Cardiovascular toxicity from ICIs. Cardiovascular toxicity from ICIs can come in the form of myocarditis, pericardial disease, or vasculitis. These presentations are almost never overlapping. Less commonly, it can also come in the form of Takotsubo-like syndrome and other non-inflammatory left-ventricular dysfunction. Angiography of Takotsubo-like syndrome reproduced with permission from Elsevier from Anderson and Brooks.

Figure 4

Electrocardiogram findings from ICI-associated myocarditis. In one patient, ECG initially showed (A) sinus bradycardia with first degree atrioventricular block, leading to (B) Sinus bradycardia with complete atrioventricular block and left bundle branch block, leading to (C) ventricular tachycardia, resulting in death. The patient was a 65-year-old woman who received one dose of nivolumab combination therapy with ipilimumab.

Figure 5

Histologic findings from ICI-associated myocarditis. (A–C) Photomicrographs of the myocardium, specifically, the interventricular septum. (A) Dense mononuclear cell infiltrate with extensive myocyte damage and necrosis, consistent with lymphocytic myocarditis, H&E stained section. (B) Abundance of CD3-positive T cells, CD3 immunohistochemical stain. (C) Prominent CD68-positive macrophage infiltrate, CD68 immunohistochemical stain. (D–E) are photomicrographs of skeletal muscle. (D) Dense mononuclear cell infiltrate and evidence of myocyte necrosis and damage with nuclear internalization, demonstrating myositis, H&E stained section. (E) Abundance of CD-3 positive T cells, CD3 immunohistochemical stain. (F) Photomicrograph of metastatic focus of melanoma with a lymphocytic infiltrate, H&E stained section.
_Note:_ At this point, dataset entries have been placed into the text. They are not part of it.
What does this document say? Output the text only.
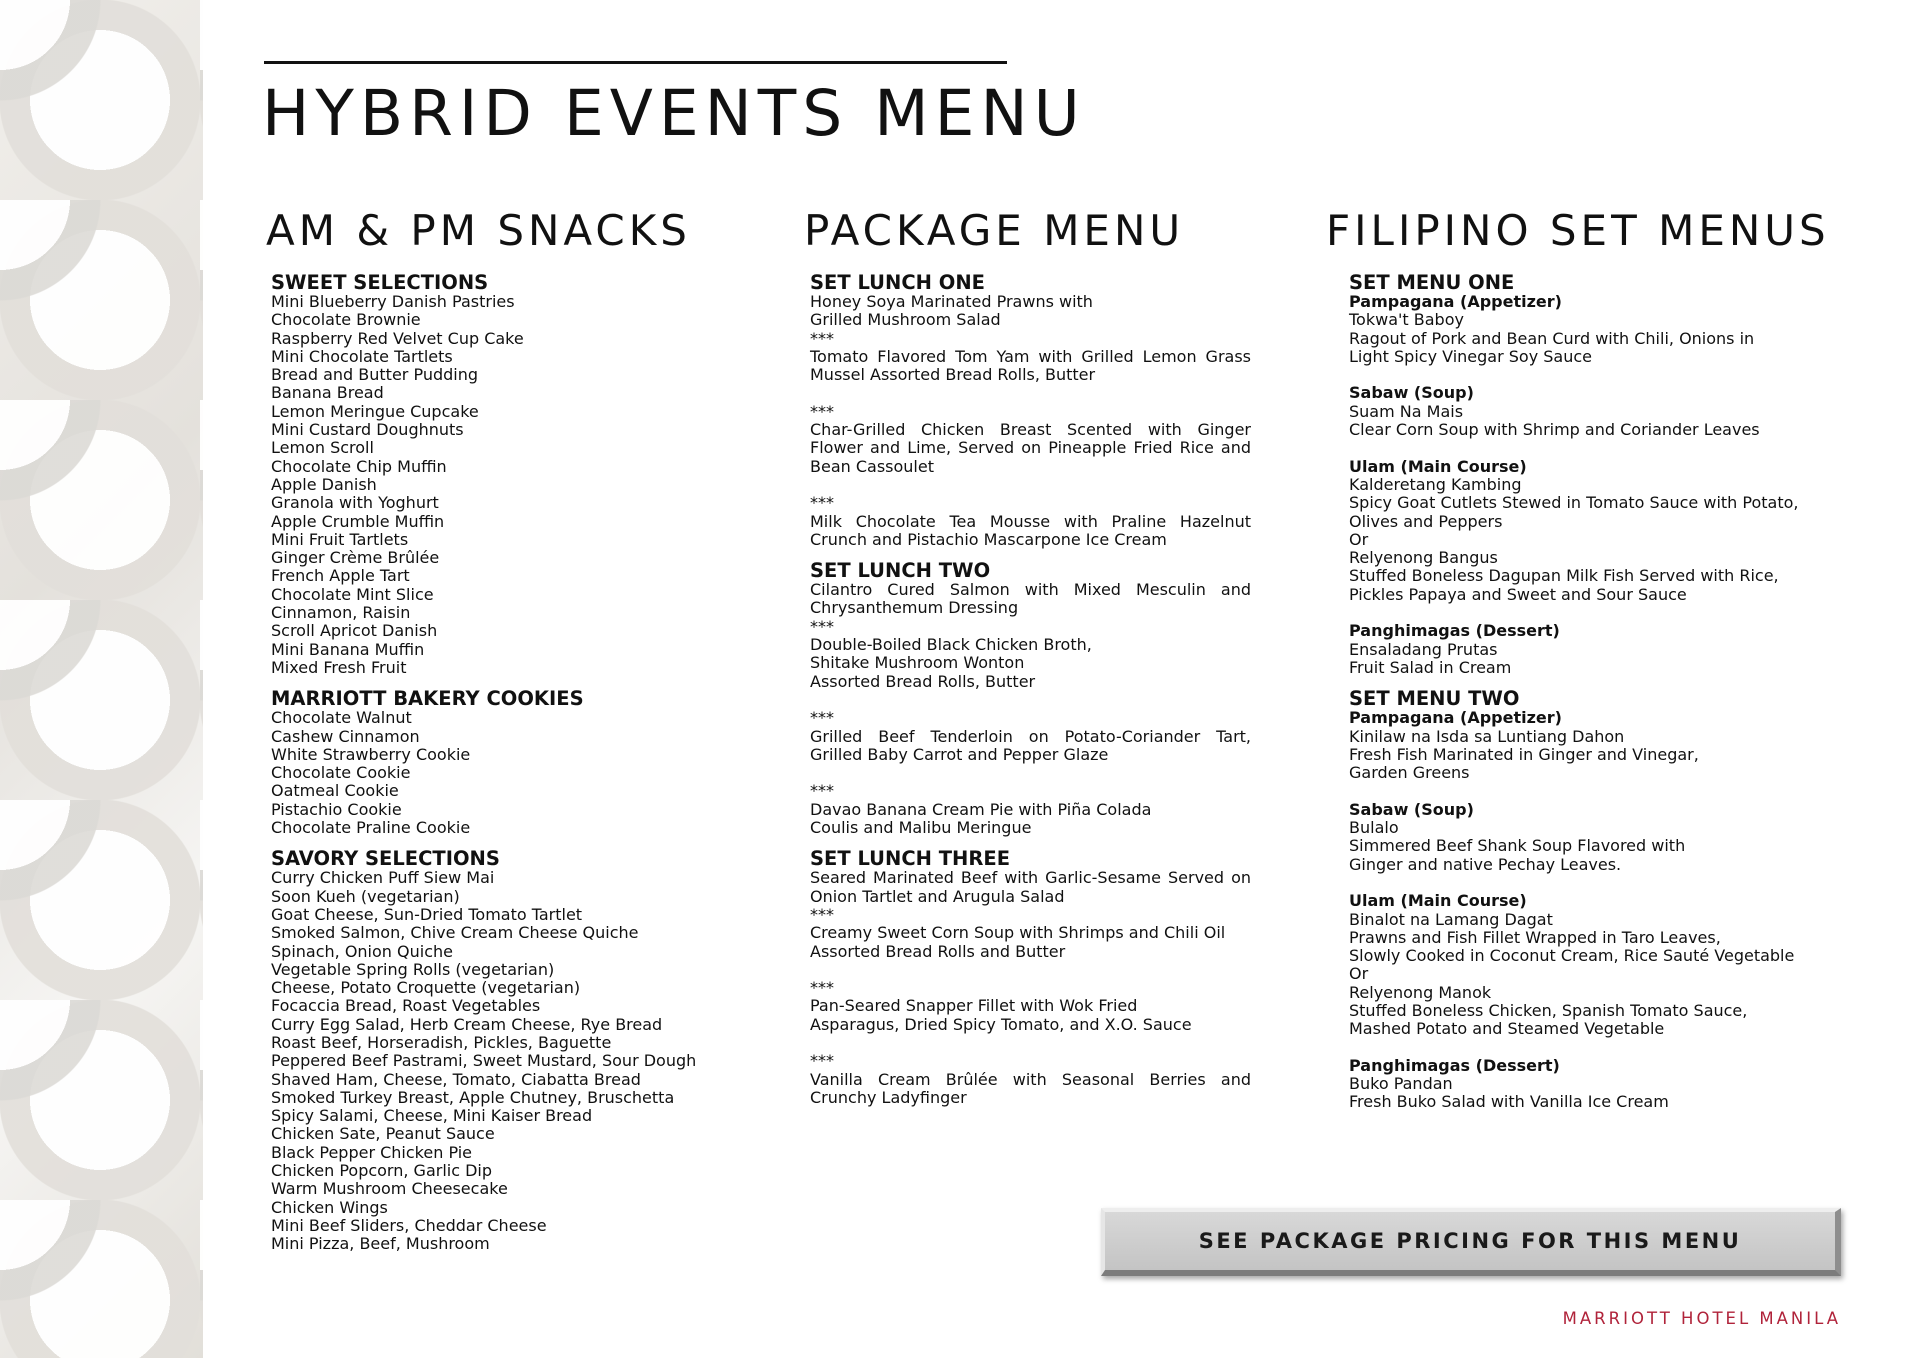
HYBRID EVENTS MENU
AM & PM SNACKS	PACKAGE MENU	FILIPINO SET MENUS
SWEET SELECTIONS
Mini Blueberry Danish Pastries
Chocolate Brownie
Raspberry Red Velvet Cup Cake
Mini Chocolate Tartlets
Bread and Butter Pudding
Banana Bread
Lemon Meringue Cupcake
Mini Custard Doughnuts
Lemon Scroll
Chocolate Chip Muffin
Apple Danish
Granola with Yoghurt
Apple Crumble Muffin
Mini Fruit Tartlets
Ginger Crème Brûlée
French Apple Tart
Chocolate Mint Slice
Cinnamon, Raisin
Scroll Apricot Danish
Mini Banana Muffin
Mixed Fresh Fruit
MARRIOTT BAKERY COOKIES
Chocolate Walnut
Cashew Cinnamon
White Strawberry Cookie
Chocolate Cookie
Oatmeal Cookie
Pistachio Cookie
Chocolate Praline Cookie
SAVORY SELECTIONS
Curry Chicken Puff Siew Mai
Soon Kueh (vegetarian)
Goat Cheese, Sun-Dried Tomato Tartlet
Smoked Salmon, Chive Cream Cheese Quiche
Spinach, Onion Quiche
Vegetable Spring Rolls (vegetarian)
Cheese, Potato Croquette (vegetarian)
Focaccia Bread, Roast Vegetables
Curry Egg Salad, Herb Cream Cheese, Rye Bread
Roast Beef, Horseradish, Pickles, Baguette
Peppered Beef Pastrami, Sweet Mustard, Sour Dough
Shaved Ham, Cheese, Tomato, Ciabatta Bread
Smoked Turkey Breast, Apple Chutney, Bruschetta
Spicy Salami, Cheese, Mini Kaiser Bread
Chicken Sate, Peanut Sauce
Black Pepper Chicken Pie
Chicken Popcorn, Garlic Dip
Warm Mushroom Cheesecake
Chicken Wings
Mini Beef Sliders, Cheddar Cheese
Mini Pizza, Beef, Mushroom
SET LUNCH ONE
Honey Soya Marinated Prawns with
Grilled Mushroom Salad
***
Tomato Flavored Tom Yam with Grilled Lemon Grass Mussel Assorted Bread Rolls, Butter
***
Char-Grilled Chicken Breast Scented with Ginger Flower and Lime, Served on Pineapple Fried Rice and Bean Cassoulet
***
Milk Chocolate Tea Mousse with Praline Hazelnut Crunch and Pistachio Mascarpone Ice Cream
SET LUNCH TWO
Cilantro Cured Salmon with Mixed Mesculin and Chrysanthemum Dressing
***
Double-Boiled Black Chicken Broth,
Shitake Mushroom Wonton
Assorted Bread Rolls, Butter
***
Grilled Beef Tenderloin on Potato-Coriander Tart, Grilled Baby Carrot and Pepper Glaze
***
Davao Banana Cream Pie with Piña Colada
Coulis and Malibu Meringue
SET LUNCH THREE
Seared Marinated Beef with Garlic-Sesame Served on Onion Tartlet and Arugula Salad
***
Creamy Sweet Corn Soup with Shrimps and Chili Oil
Assorted Bread Rolls and Butter
***
Pan-Seared Snapper Fillet with Wok Fried
Asparagus, Dried Spicy Tomato, and X.O. Sauce
***
Vanilla Cream Brûlée with Seasonal Berries and Crunchy Ladyfinger
SET MENU ONE
Pampagana (Appetizer)
Tokwa't Baboy
Ragout of Pork and Bean Curd with Chili, Onions in
Light Spicy Vinegar Soy Sauce
Sabaw (Soup)
Suam Na Mais
Clear Corn Soup with Shrimp and Coriander Leaves
Ulam (Main Course)
Kalderetang Kambing
Spicy Goat Cutlets Stewed in Tomato Sauce with Potato,
Olives and Peppers
Or
Relyenong Bangus
Stuffed Boneless Dagupan Milk Fish Served with Rice,
Pickles Papaya and Sweet and Sour Sauce
Panghimagas (Dessert)
Ensaladang Prutas
Fruit Salad in Cream
SET MENU TWO
Pampagana (Appetizer)
Kinilaw na Isda sa Luntiang Dahon
Fresh Fish Marinated in Ginger and Vinegar,
Garden Greens
Sabaw (Soup)
Bulalo
Simmered Beef Shank Soup Flavored with
Ginger and native Pechay Leaves.
Ulam (Main Course)
Binalot na Lamang Dagat
Prawns and Fish Fillet Wrapped in Taro Leaves,
Slowly Cooked in Coconut Cream, Rice Sauté Vegetable
Or
Relyenong Manok
Stuffed Boneless Chicken, Spanish Tomato Sauce,
Mashed Potato and Steamed Vegetable
Panghimagas (Dessert)
Buko Pandan
Fresh Buko Salad with Vanilla Ice Cream
SEE PACKAGE PRICING FOR THIS MENU
MARRIOTT HOTEL MANILA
All histology displayed at 40× original magnification. All scale bars in this figure denote 50 µm. The patient was a 65-year-old woman who received one dose of nivolumab combination therapy with ipilimumab.

Figure 6

Management of ICI-associated myocarditis at Vanderbilt University Medical Center. Depicted is the screening and surveillance algorithm used at Vanderbilt for patients with increased risk of developing ICI-associated myocarditis, namely, patients on combination immunotherapy. ATG, anti-thymocyte globulin; CCU, coronary care unit; CHF, congestive heart failure; CK, creatine kinase; CK-MB, creatine kinase-muscle/brain; cMRI, cardiac magnetic resonance imaging; EKG, electrocardiogram; ICI, immune checkpoint inhibitor; IV, intravenous; MI, myocardial infarction. Icons from Servier Medical Art and the Noun Project are shared under a Creative Commons Attribution 3.0 Unported License.

Figure 7

Imaging findings from ICI-associated pericardial disease. cMRI of the heart demonstrating focal myocardial delayed gadolinium enhancement in the mid-lateral wall and mild late enhancement of the pericardium along the lateral wall suggestive of myopericarditis. The patient is a 70-year-old male who had received six doses enoblituzumab (an IgG antibody against B7-H3).

Figure 8

Histologic findings from ICI-associated vasculitis. (A) Photomicrograph of myocardium with lymphocytic myocarditis and vasculitis, with obliteration of the lumen of this small artery. H&E stained section, 200× original magnification, with scale bar denoting 50 µm. (B) Photomicrograph of small artery with fibrinoid necrosis and perivascular chronic inflammation. H&E stained section, 400× original magnification, with scale bar denoting 20 µm.